Let $X$, $Y$, and $Z$ be three independent uniform random variables on $[0, 1]$. Compute the probability $P(XY < Z^2)$.

I used the following approach :

Step 1 : Calculated the Probability distribution for $XY$. It turns out to be $P(XY \leq K) = \frac 1K$.

Step 2 : Calculated the Probability distribution for $Z^2$. It turns out to be $P(Z^2 \leq L) = P(-\root \of{L} \leq Z \leq \root \of{L}) = \root \of{L}$.

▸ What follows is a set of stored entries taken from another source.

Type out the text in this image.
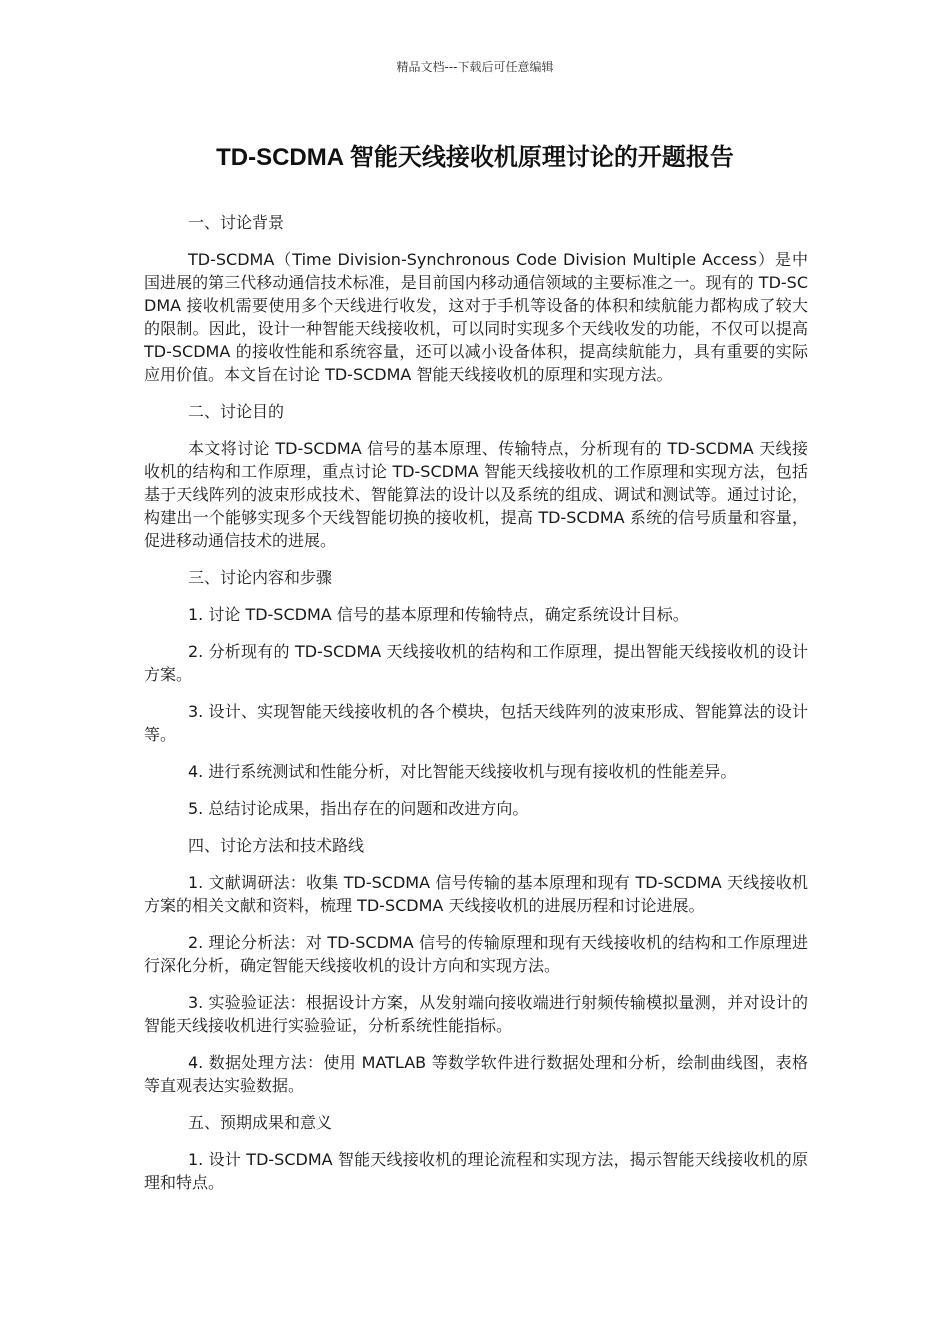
精品文档---下载后可任意编辑
TD-SCDMA 智能天线接收机原理讨论的开题报告

一、讨论背景

TD-SCDMA（Time Division-Synchronous Code Division Multiple Access）是中国进展的第三代移动通信技术标准，是目前国内移动通信领域的主要标准之一。现有的 TD-SCDMA 接收机需要使用多个天线进行收发，这对于手机等设备的体积和续航能力都构成了较大的限制。因此，设计一种智能天线接收机，可以同时实现多个天线收发的功能，不仅可以提高 TD-SCDMA 的接收性能和系统容量，还可以减小设备体积，提高续航能力，具有重要的实际应用价值。本文旨在讨论 TD-SCDMA 智能天线接收机的原理和实现方法。

二、讨论目的

本文将讨论 TD-SCDMA 信号的基本原理、传输特点，分析现有的 TD-SCDMA 天线接收机的结构和工作原理，重点讨论 TD-SCDMA 智能天线接收机的工作原理和实现方法，包括基于天线阵列的波束形成技术、智能算法的设计以及系统的组成、调试和测试等。通过讨论，构建出一个能够实现多个天线智能切换的接收机，提高 TD-SCDMA 系统的信号质量和容量，促进移动通信技术的进展。

三、讨论内容和步骤

1. 讨论 TD-SCDMA 信号的基本原理和传输特点，确定系统设计目标。

2. 分析现有的 TD-SCDMA 天线接收机的结构和工作原理，提出智能天线接收机的设计方案。

3. 设计、实现智能天线接收机的各个模块，包括天线阵列的波束形成、智能算法的设计等。

4. 进行系统测试和性能分析，对比智能天线接收机与现有接收机的性能差异。

5. 总结讨论成果，指出存在的问题和改进方向。

四、讨论方法和技术路线

1. 文献调研法：收集 TD-SCDMA 信号传输的基本原理和现有 TD-SCDMA 天线接收机方案的相关文献和资料，梳理 TD-SCDMA 天线接收机的进展历程和讨论进展。

2. 理论分析法：对 TD-SCDMA 信号的传输原理和现有天线接收机的结构和工作原理进行深化分析，确定智能天线接收机的设计方向和实现方法。

3. 实验验证法：根据设计方案，从发射端向接收端进行射频传输模拟量测，并对设计的智能天线接收机进行实验验证，分析系统性能指标。

4. 数据处理方法：使用 MATLAB 等数学软件进行数据处理和分析，绘制曲线图，表格等直观表达实验数据。

五、预期成果和意义

1. 设计 TD-SCDMA 智能天线接收机的理论流程和实现方法，揭示智能天线接收机的原理和特点。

Step 3: Calculate the joint density function by multiplying the above functions and differentiating. I get $$f_{Q_1Q_2} (q_1,q_2) = \frac {-1}{2q_1^2\root\of{q_2}}$$. where $Q_1 = XY$ , $Q_2 =Z^2$.

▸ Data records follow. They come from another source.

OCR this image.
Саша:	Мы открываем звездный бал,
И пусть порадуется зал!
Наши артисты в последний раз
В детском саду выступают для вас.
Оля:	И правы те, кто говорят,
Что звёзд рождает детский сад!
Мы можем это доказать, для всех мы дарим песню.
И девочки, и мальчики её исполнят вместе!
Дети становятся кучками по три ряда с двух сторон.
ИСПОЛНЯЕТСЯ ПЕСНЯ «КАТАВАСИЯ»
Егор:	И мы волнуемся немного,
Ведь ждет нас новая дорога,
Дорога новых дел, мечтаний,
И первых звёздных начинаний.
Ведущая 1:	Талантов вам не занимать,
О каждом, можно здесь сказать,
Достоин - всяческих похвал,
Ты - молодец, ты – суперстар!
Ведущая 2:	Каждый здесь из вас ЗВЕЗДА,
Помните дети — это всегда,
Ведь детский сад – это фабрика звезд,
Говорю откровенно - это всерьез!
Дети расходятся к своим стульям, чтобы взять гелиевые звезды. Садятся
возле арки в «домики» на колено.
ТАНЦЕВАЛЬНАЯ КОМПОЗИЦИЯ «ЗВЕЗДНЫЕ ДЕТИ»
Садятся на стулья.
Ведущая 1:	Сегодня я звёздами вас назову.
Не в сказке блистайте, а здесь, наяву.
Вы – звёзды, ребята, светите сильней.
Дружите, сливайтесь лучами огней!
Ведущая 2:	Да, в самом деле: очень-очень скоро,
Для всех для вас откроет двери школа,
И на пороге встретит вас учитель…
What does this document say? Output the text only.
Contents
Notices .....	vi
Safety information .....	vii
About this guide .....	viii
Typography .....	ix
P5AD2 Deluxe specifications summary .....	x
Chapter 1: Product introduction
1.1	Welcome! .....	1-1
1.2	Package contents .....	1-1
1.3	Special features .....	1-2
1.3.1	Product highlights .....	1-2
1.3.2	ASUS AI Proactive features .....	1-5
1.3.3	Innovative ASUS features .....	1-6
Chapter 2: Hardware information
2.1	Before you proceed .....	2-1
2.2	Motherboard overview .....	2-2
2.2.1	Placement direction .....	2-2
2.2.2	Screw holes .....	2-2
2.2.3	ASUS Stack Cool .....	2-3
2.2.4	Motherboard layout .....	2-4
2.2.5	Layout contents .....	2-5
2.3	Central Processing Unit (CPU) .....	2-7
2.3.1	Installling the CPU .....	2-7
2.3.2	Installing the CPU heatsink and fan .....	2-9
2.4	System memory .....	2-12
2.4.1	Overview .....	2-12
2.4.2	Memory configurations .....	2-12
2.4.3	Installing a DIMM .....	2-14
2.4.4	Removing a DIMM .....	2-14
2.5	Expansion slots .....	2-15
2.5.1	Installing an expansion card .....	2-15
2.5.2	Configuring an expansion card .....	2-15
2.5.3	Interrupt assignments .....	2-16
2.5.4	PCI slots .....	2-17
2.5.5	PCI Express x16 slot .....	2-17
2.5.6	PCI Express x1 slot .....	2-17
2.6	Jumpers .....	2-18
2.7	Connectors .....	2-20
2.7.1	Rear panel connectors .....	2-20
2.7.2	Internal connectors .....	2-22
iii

Step 4: Calculate the probability using the integral below. $$\int_{0}^{1}\int_{q_1}^{1}\frac{-1}{2q_1^2\root\of{q_2}}dq_2dq_1$$

There is definitely something wrong with this procedure. Any help will be appreciated.

Answer 1

Alternative (avoiding calculation of CDF's and PDF's): $$\begin{aligned}P\left(XY\leq Z^{2}\right) & =\int_{0}^{1}\int_{0}^{1}\int_{0}^{1}\left[xy\leq z^{2}\right]dzdxdy\\ & =\int_{0}^{1}\int_{0}^{1}1-x^{\frac{1}{2}}y^{\frac{1}{2}}dxdy\\ & =1-\int_{0}^{1}\int_{0}^{1}x^{\frac{1}{2}}y^{\frac{1}{2}}dxdy\\ & =1-\int_{0}^{1}y^{\frac{1}{2}}\int_{0}^{1}x^{\frac{1}{2}}dxdy\\ & =1-\int_{0}^{1}x^{\frac{1}{2}}dx\times\int_{0}^{1}y^{\frac{1}{2}}xdy\\ & =1-\left(\int_{0}^{1}x^{\frac{1}{2}}dx\right)^{2}\\ & =1-\left(\left[\frac{2}{3}x^{\frac{3}{2}}\right]_{0}^{1}\right)^{2}\\ & =1-\left(\frac{2}{3}\right)^{2}\\ & =\frac{5}{9} \end{aligned} $$

Here $\left[xy\leq z^{2}\right]$ denotes the function $[0,1]^3\to\mathbb R$ that takes value $1$ if $xy\leq z^{2}$ and takes value $0$ otherwise.

Answer 2

I think the CDF of $XY$ is not correct.

\begin{align} P(XY \le K) &= 1-P(XY >K)\\ &= 1- \int_{K}^1\int_{\frac{K}{x}}^1 \, dy\, dx \\ &= 1-\int_K^1 (1-\frac{K}{x}) \, dx\\ &= 1-[x-K\ln x]_K^1 \\ &= 1-(1-K+K\ln K) \\ &= K - K \ln K \end{align}

Note that density can't be negative in step $3$.

$$f_{Q_1,Q_2}(q_1, q_2)=\frac{-\ln q_1}{2\sqrt{q_2}}$$

\begin{align}&\int_0^1\int_{q_1}^1 -\frac{\ln q_1}{2\sqrt{q_2}}\, dq_2\, dq_1 = \frac59 \end{align}

Edit to check your integral:

\begin{align} P(XY \le K) &= \int_K^1 \int_0^{\frac{K}{x}}\, dy \, dx + \int_0^K\int_0^1 \, dy \, dx\\ &=\int_K^1 \frac{K}{x}\, dx + K\\ &=K\ln x|_K^1+K\\ &=K-K\ln K \end{align}

Answer 3

from Does the square of uniform distribution have density function? we know that $Z\sim U[0,1] => f_{Z^2}(t) = \frac{1}{2\sqrt{t}}$

and from here product distribution of two uniform distribution, what about 3 or more we know that $X\sim U[0,1],Y\sim U[0,1]\,iid => F_{XY}(t) = t-t\log t$

from Finding probability $P(X<Y)$ we know that $P(X<Y) = \int F_X(t) f_Y(t)dt$

$$P(XY<Z^2) = \int_0^1P(XY<t)f_{Z^2}(t)dt = \int_0^1(t - t\log(t))\frac{1}{2\sqrt{t}}dt = \frac{1}{2}\int_0^1 \sqrt{t} - \sqrt{t}\log t\,dt = (\frac{5}{9} t^{3/2} - t^{3/2} \log t) |_0^1 = \frac{5}{9}$$